La petite fée écarquilla les yeux car, si tout le bas monde connaissait son nom, Mama Taupe apparaissait rarement aux êtres vivants. Elle cria :

— Belle ? Moi ? Mama Taupe vous êtes aveugle, que savez-vous de ma beauté ? Si tout le monde dit que je suis hideuse, c'est que cela doit être vrai… Je suis si seule, personne ne me comprend.

Et alors elle lui relata sa vie de solitude et de misère au fond de la terre, sa rage et enfin le vide dans son cœur.

— Ma chère, tu as raison, mes yeux sont incapables de voir ce qui m'entoure, en revanche je vois parfaitement avec le cœur et je peux t'assurer que le tien est pur. Il te suffit juste d'en retrouver les morceaux...

— Mais comment les retrouverai-je ? A quoi ressemblent-ils donc ? Il fait trop sombre ici et je suis toute seule. Je n'y arriverai jamais... gémit la petite fée, désespérée.

Mama Taupe commença à s'éloigner tout en chuchotant :

— C'est une quête que tu dois entreprendre seule. Tu apprendras à avoir foi en toi et à savoir qui tu es vraiment. Même si ton cœur est en morceaux, tu restes liée à lui. Suis ton intuition...

— Non ne t'en va pas ! Ne me laisse pas ! Que dois-je faire ?

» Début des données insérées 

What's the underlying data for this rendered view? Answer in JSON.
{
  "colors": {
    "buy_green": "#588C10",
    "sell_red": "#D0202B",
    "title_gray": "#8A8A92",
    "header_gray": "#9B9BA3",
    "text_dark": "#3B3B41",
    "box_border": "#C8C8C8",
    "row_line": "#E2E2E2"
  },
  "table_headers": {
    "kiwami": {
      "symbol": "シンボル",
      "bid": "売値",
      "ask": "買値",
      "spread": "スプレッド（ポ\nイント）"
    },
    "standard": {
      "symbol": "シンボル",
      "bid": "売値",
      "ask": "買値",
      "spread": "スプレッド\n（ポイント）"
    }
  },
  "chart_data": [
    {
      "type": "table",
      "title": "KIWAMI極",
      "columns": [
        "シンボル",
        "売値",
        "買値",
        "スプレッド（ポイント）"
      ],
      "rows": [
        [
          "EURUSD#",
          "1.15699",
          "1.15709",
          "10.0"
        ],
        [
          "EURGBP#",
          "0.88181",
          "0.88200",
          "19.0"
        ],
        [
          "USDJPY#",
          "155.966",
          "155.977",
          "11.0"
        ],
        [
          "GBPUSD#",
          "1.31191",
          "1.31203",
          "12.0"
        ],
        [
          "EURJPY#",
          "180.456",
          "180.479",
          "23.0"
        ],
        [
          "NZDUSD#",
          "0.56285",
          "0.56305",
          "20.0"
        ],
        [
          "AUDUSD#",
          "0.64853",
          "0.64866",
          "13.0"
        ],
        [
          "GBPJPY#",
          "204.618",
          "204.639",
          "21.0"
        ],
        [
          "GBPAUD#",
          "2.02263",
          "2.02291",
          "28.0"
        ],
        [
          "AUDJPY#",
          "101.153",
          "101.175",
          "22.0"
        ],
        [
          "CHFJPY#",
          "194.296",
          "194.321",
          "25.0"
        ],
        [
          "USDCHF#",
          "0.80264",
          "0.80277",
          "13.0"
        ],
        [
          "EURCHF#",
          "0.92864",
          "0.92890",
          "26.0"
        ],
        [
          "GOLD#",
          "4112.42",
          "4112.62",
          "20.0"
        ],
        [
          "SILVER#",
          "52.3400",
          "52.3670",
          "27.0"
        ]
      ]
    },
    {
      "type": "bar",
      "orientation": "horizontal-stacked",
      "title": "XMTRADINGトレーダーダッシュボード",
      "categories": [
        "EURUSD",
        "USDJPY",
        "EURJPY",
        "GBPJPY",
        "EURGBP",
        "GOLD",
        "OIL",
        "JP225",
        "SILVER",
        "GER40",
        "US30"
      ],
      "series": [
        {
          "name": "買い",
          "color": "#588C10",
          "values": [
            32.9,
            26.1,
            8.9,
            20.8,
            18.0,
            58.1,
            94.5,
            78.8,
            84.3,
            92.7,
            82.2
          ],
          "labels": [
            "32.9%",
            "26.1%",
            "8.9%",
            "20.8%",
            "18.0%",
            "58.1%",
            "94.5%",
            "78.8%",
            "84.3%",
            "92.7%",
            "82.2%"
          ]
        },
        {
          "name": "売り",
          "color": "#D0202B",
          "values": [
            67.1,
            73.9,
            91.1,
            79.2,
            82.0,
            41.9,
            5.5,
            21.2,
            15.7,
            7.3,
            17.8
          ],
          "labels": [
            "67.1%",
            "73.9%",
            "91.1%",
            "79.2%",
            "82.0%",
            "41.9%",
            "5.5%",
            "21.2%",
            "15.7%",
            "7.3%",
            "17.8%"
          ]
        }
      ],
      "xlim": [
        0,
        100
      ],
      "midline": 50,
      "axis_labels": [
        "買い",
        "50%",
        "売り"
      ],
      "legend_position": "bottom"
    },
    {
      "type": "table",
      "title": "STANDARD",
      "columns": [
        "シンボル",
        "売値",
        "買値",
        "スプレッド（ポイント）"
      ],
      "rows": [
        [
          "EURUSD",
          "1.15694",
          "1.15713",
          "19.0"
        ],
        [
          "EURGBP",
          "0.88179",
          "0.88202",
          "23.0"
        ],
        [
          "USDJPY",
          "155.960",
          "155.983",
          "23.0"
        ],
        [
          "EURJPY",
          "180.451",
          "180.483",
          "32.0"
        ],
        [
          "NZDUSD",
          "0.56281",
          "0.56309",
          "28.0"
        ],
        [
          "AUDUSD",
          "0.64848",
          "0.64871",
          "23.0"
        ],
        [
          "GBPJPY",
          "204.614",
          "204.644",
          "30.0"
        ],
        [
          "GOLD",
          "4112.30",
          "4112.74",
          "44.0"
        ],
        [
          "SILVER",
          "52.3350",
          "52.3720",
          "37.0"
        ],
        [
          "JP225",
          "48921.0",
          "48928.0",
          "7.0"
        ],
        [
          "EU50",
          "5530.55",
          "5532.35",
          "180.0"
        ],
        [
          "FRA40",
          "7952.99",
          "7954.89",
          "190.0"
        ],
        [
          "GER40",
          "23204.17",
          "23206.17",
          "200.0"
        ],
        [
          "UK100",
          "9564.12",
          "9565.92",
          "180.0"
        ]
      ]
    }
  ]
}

La silhouette disparut mais un murmure résonna dans le tunnel,

Une aide est toujours apportée à celui qui en a besoin... Il suffit d'y croire et d'en faire la demande.

Et la petite fée se retrouva à nouveau isolée et perdue dans le noir. Mais elle n'oublia pas les paroles de Mama Taupe ; celles-ci s'insinuèrent dans son esprit jusqu'à y faire germer la pensée que, peut-être avait-elle raison, ici n'était pas la fin mais seulement le début du voyage de sa vie. Elle apprendrait pourquoi ce monde sombre n'était pas le sien, même si au fond elle s'en était toujours doutée. Oui, elle allait rejoindre son véritable foyer et les morceaux de son cœur même si cela prendrait du temps. Mama taupe croyait en elle et elle ne voulait pas décevoir le seul être qui lui avait témoigné de l'aide.

A ces pensées, une faible lueur apparut un peu plus loin. La petite fée s'approcha et ramassa un petit caillou blanc luisant. Alors une douce chaleur emplit son corps et elle retrouva un morceau de son cœur, celui qui avait pour nom "ESPOIR".